Getting A/B experimentation to work for you is a science that goes beyond purchasing a tool. It’s about creating a culture of learning and celebrating failed hypothesis alongside the winning ones. It’s about putting processes in place to make sure you’re following a rigorous testing regimen. And along the way, it’s about making a lot of mistakes.

Through this interactive session, we’ll go through a case study of a recent experiment my team ran and you’ll have a chance to set the variables up yourself. We’ll learn about how complicated these experiments can get and how to discover if you’ve made an error in your test setup. We’ll look at what you should do to build on the momentum of a failed experiment. Finally, I’ll share operational processes I’ve put in place on my team to reduce the likelihood of making these mistakes in the future.

A/B testing is complicated and even the best teams make mistakes.
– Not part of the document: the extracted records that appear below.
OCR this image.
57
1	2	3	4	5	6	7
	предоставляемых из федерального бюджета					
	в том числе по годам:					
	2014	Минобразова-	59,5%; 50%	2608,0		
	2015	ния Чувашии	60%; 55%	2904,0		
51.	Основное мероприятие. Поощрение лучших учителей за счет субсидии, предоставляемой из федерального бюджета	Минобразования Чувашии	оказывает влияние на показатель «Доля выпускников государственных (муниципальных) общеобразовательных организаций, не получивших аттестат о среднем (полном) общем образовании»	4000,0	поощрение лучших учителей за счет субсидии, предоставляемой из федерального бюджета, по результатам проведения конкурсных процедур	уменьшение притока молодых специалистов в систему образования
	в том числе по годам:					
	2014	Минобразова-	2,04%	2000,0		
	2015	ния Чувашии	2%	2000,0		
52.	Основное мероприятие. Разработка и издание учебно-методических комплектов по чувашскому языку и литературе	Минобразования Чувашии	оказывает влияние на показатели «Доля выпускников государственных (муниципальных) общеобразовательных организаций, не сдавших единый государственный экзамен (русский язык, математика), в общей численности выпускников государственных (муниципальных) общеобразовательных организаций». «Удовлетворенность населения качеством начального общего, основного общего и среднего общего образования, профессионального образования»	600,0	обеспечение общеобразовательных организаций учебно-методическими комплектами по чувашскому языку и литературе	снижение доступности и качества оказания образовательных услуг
This session is aimed at experienced practitioners who want to improve team processes, learn how to design tests so that they provide accurate data, and recover from those errors when they do happen. It’s about finding the joy in a failed experiment and making sure each test is set up so you’re guaranteed to learn something. A strong experimentation regimen can take you from amateur tinkerer to data-driven guru, where every failure makes you smile.

Learning Outcomes

  • How to structure test hypotheses when you plan to do multiple rounds of testing
  • When to do single-variant versus multivariant tests
  • Why you should always plan on iterating on your winning variation
  • What channels of communication you need to set up between engineering, marketing, design, and leadership to iterate on a/b experimentation
  • How to use qualitative research to drive quantitative research agendas

Additional Details

About the case study

The content for this session will largely be communicated via a case study that gets more complicated as the presentation goes on. We’ll start with setting up what appears to be a very basic A/B experiment, but as we “run” the experiment in the session, we’ll learn more and more pieces of information that complicate the project. The session will end with the audience starting to think about the second variation on the test to learn about why the first test failed, but we will probably not have enough time to actually begin testing the second variation.

Throughout the examples, I’ll also share different steps and processes I have put in place on my team to reduce the likelihood of these surprises coming up mid-experiment.


As a workshop, this session is best when between 75-120 minutes. It can also be done as an interactive session. It’s hard to provide the exact timeline for this, as we’ll be teaching the lessons through the questions and comments people bring up, rather than through a set, pre-programmed schedule. This is really designed to be a discussion-led activity. There is no Q&A at the end because the session is designed for questions all along the way.

  • Refresher on the basics of A/B testing
  • Background on this particular case
  • Setting up the initial experiment
  • Complications – an undiscovered bug
  • Complications – confounding data
  • Complications – cyclical patterns
  • Wrap up – what does the next iteration look like?

Main topics to cover include

  • Why you should test everything: The power of measuring the success and failure of everything you release.
  • Hypothesis framing: How to use qualitative research to set up your hypotheses for A/B experimentation
  • Different kinds of tests: When to use multivariate versus single-variation experiment structures and what they are
  • Iterative experimentation: Why set up iterative experiments where you run one test and follow it immediately with a new variation, and how that should change the way you design your tests
  • All the things that can go wrong: Different, unexpected ways your experiment can be ruined due to poor data, and why the only way an experiment can really fail is inconclusive data, not a losing variation.